Founders of MagnetTx Oncology Solutions have done what every innovator dreams of doing: they’ve made the impossible possible. Under the leadership of MagnetTx’s CEO, and University of Alberta professor, Dr. Gino Fallone, the Linac-MR Research Group at the Cross Cancer Institute and the University of Alberta has become the first group in the world to successfully combine a Linear Accelerators (Linac) and an Magnetic Resonance Imaging (MR) into a radiation therapy machine called the Aurora-RT™.

“Until we created the Aurora-RT™, it was believed that the functions of these machines could not be merged.” says Fallone. “Even today, a Linac and a MRI have to be about ten metres from each other, because the operation of one machine interferes with the operation of the other.”

MagnetTx technology revolutionized how tumours are treated by combining these two machines into one. The Aurora-RT™ was specifically designed to treat cancer that is susceptible to radiation treatment and MagnetTx Oncology intends to make this technology available worldwide.

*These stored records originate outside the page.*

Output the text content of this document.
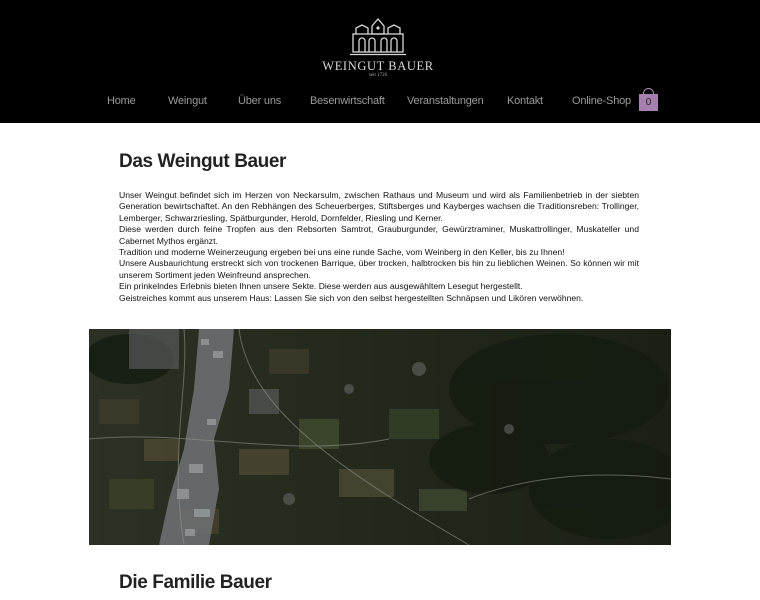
WEINGUT BAUER
seit 1726
Home	Weingut	Über uns	Besenwirtschaft Veranstaltungen Kontakt	Online-Shop	0
Das Weingut Bauer

Unser Weingut befindet sich im Herzen von Neckarsulm, zwischen Rathaus und Museum und wird als Familienbetrieb in der siebten Generation bewirtschaftet. An den Rebhängen des Scheuerberges, Stiftsberges und Kayberges wachsen die Traditionsreben: Trollinger, Lemberger, Schwarzriesling, Spätburgunder, Herold, Dornfelder, Riesling und Kerner.

Diese werden durch feine Tropfen aus den Rebsorten Samtrot, Grauburgunder, Gewürztraminer, Muskattrollinger, Muskateller und Cabernet Mythos ergänzt.

Tradition und moderne Weinerzeugung ergeben bei uns eine runde Sache, vom Weinberg in den Keller, bis zu Ihnen!

Unsere Ausbaurichtung erstreckt sich von trockenen Barrique, über trocken, halbtrocken bis hin zu lieblichen Weinen. So können wir mit unserem Sortiment jeden Weinfreund ansprechen.

Ein prinkelndes Erlebnis bieten Ihnen unsere Sekte. Diese werden aus ausgewähltem Lesegut hergestellt.

Geistreiches kommt aus unserem Haus: Lassen Sie sich von den selbst hergestellten Schnäpsen und Likören verwöhnen.

Die Familie Bauer
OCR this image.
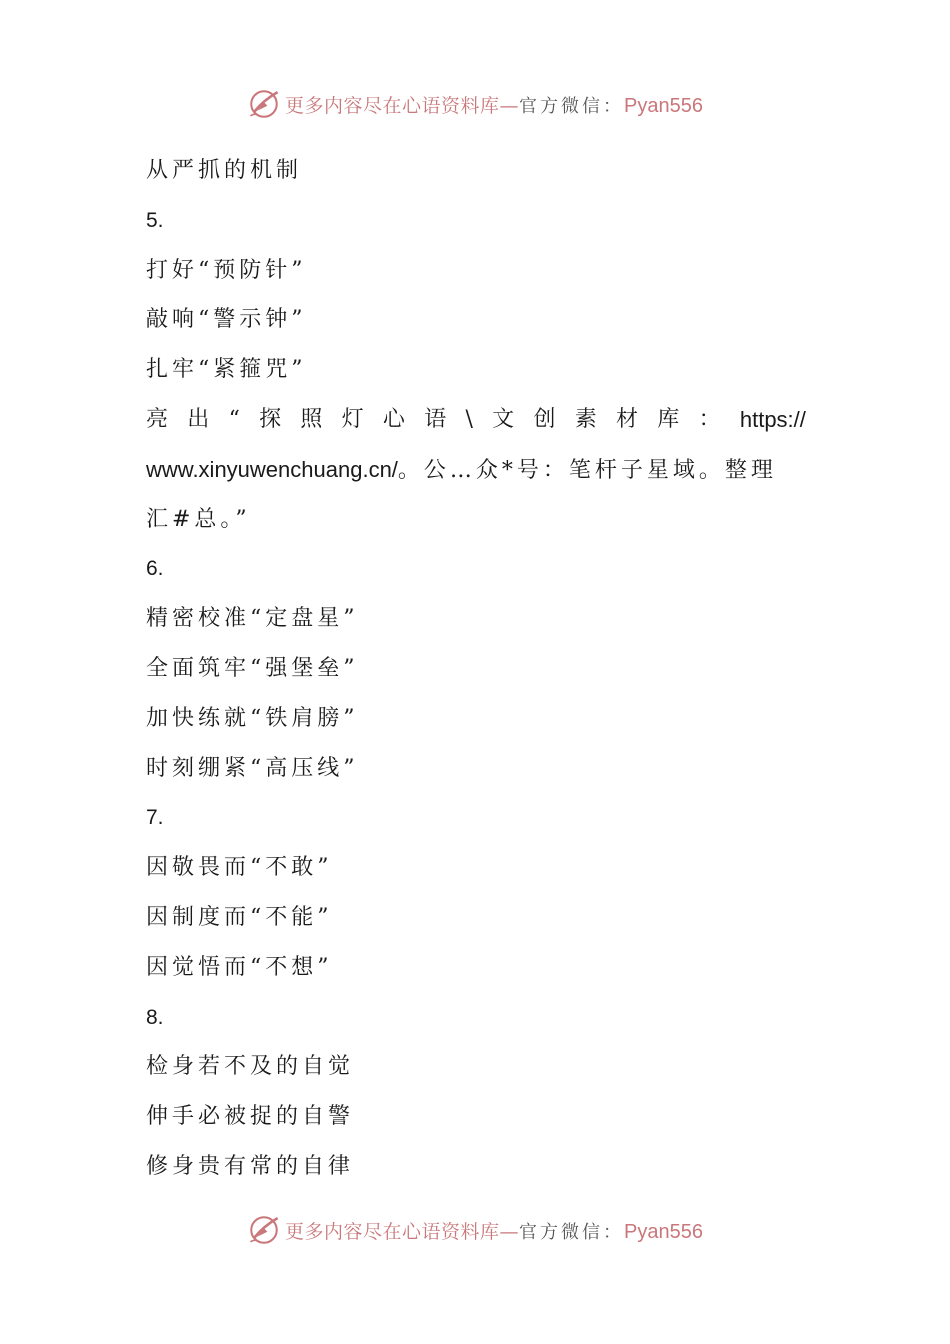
更多内容尽在心语资料库—官方微信：Pyan556
从严抓的机制
5.
打好“预防针”
敲响“警示钟”
扎牢“紧箍咒”
亮 出 “ 探 照 灯 心 语 \ 文 创 素 材 库 ： https://
www.xinyuwenchuang.cn/。公…众*号：笔杆子星域。整理
汇#总。”
6.
精密校准“定盘星”
全面筑牢“强堡垒”
加快练就“铁肩膀”
时刻绷紧“高压线”
7.
因敬畏而“不敢”
因制度而“不能”
因觉悟而“不想”
8.
检身若不及的自觉
伸手必被捉的自警
修身贵有常的自律
更多内容尽在心语资料库—官方微信：Pyan556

Overcoming Technology Flaws

Before MagnetTx developed this technology, the best available radiotherapy machines relied on Linacs used on-board computed tomography (CT) to guide radiation delivery. CT scan is good at visualizing bony structures, unfortunately, cancer tumours reside in soft tissue. Although, MRI is best in visualizing soft tissues, MRIs had not yet been merged with linacs because of mutual interferences.

With the Aurora-RT™, the cancer tumour is visualized continuously to guide radiation to the tumour even if the tumour moves due to breathing or other processes. Through this new technology, doctors are now able to monitor the tumour position in real time during treatment with superior imaging quality that it makes it easy to better confine the radiation beams to the shape of the tumour. This ability saves irradiation of healthy tissue thus resulting in fewer side effects.

Using Determination to Continue Development

Developing groundbreaking technology usually comes with a few roadblocks, and the Aurora-RT™ was no exception. “The most difficult thing was obtaining funding to perform this research. The system is very complicated, and this is one of the rare cases where a medical device of such complexity has ever been built in a university or hospital setting,” says Fallone. The Linac-MRI research group received research funding from the Alberta Cancer Foundation, Alberta Innovates: Health Solutions, Alberta Health Services,  Western Economic Diversification (Canada),  Development and Trade (Alberta), Canadian Institutes of Health Research.

However, funding wasn’t the only hurdle. Fallone said the team “had to resolve issues associated with the physics and engineering of the system resulting in over 46 peer-reviewed scientific articles published to date.”

Despite this adversity, MagnetTx is in the midst of conducting regulatory studies and hopes to start treating their first cancer patients using the Aurora-RT™ in the following months. From there they will start their commercial push to get their technology in medical facilities all over the world.